Baseball, crâne dépoilé et boulettes

 

Drôle d'histoire que celle de Grobbelaar, né à Durban il y a soixante ans, passionné de cricket durant l'enfance, parti aux États-Unis pour devenir joueur de baseball et devenu ensuite gardien le plus titré de l'histoire de Liverpool plus de vingt ans plus tard. Évoquer son nom, c'est d'abord ouvrir un chapitre entier de l'histoire du foot anglais, des pages où se croisent Paul Gascoigne, Cantona, Waddle, Tony Adams, la tragédie d'Hillsborough, celle du Heysel, le foot à l'ancienne et ses odeurs pas toujours recommandables. C'est aussi rencontrer la folie d'un homme aux mille vies, qui a connu la guerre civile dans son pays, le Zimbabwe, et aura même été un temps soldat à la frontière de la Rhodésie.
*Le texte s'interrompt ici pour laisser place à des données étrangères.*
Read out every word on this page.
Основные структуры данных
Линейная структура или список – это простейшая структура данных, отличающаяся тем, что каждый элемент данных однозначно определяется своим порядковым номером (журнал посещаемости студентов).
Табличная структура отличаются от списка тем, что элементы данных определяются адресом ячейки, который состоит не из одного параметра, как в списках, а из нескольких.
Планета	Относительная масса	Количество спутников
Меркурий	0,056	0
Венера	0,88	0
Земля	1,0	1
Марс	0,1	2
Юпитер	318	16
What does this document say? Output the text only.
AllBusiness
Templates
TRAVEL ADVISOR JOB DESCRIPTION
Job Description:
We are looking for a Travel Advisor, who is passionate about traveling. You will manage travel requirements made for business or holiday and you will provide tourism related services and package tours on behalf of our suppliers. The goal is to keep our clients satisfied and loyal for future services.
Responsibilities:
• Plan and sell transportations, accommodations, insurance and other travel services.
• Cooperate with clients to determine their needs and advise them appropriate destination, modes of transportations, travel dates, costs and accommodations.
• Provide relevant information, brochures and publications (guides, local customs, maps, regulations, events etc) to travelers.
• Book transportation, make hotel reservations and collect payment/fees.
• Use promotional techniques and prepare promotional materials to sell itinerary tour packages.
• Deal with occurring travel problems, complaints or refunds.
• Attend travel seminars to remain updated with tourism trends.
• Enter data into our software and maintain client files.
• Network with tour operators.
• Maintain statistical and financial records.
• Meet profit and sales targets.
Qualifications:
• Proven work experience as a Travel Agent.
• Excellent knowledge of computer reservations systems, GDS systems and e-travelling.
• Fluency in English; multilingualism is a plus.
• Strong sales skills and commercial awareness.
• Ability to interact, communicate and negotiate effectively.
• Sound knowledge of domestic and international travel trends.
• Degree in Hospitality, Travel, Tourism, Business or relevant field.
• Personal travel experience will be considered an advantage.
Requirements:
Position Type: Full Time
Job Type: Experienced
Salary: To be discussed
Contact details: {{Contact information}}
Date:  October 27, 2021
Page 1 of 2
Que retenir de Grobbelaar ? Son style, évidemment, entre un crâne dépoilé et des tenues multicolores incapables de masquer un regard bovin. Pour lui, tout a commencé dans l'Afrique du Sud de l'apartheid – aux Highlands Park, à Durban City –, mais surtout sur un prêt décisif à Crew Alexandra lors de la saison 1979-1980 qui lui permettra d'être repéré par un recruteur de Liverpool sur un penalty arrêté. L'idée des dirigeants des Reds, à son arrivée en 1981, est simple : remplacer le mur Ray Clemence, ce que Grobbelaar va réussir à faire avec autorité et pas mal de boulettes. Au bout, soit en 1994, après un peu moins de 450 matchs avec le club, cela donnera six titres de champion d'Angleterre, une C1, trois FA Cup et trois League Cup, entre autres.

 

« Je suis arrivé dans ce pays avec 10£ en poche »

 

Reste que si l'on se souvient de Bruce Grobbelaar, c'est aussi pour autre chose, notamment sa grande gueule. L'homme est un blanc, mais un blanc raciste, ce qui le poussera à craquer un jour face à l'un de ses coéquipiers, Howard Gayle : « Si tu étais de la jungle, à ta vraie place, je te tuerais. J'avais l'habitude de tirer sur des gens comme toi. » Une tache sur le tableau, comme sa tête en une du Sun en 1994 avec une accusation terrible : une prétendue implication dans un scandale de matchs truqués au profit d'une organisation de paris sportifs. Grobbelaar est alors accusé de corruption, enchaîne les rendez-vous au tribunal, pousse le tabloïd devant la justice et se voit ordonné quelques mois plus tard par la Chambre des Lords de rembourser les frais judiciaires au Sun, ce que le mythique gardien est incapable de faire. De là naîtra sa plus belle phrase : « Je suis arrivé dans ce pays avec 10£ en poche, et une fois que la Chambre des Lords en a eu fini avec moi, je n'avais plus qu'1£. Quelle vie j'ai eu avec 9£. » Une vie qui s'étire aujourd'hui en Afrique du Sud où il tente de se construire une vie d'entraîneur. Pas simple, mais Bruce l'affirme : la vie est belle.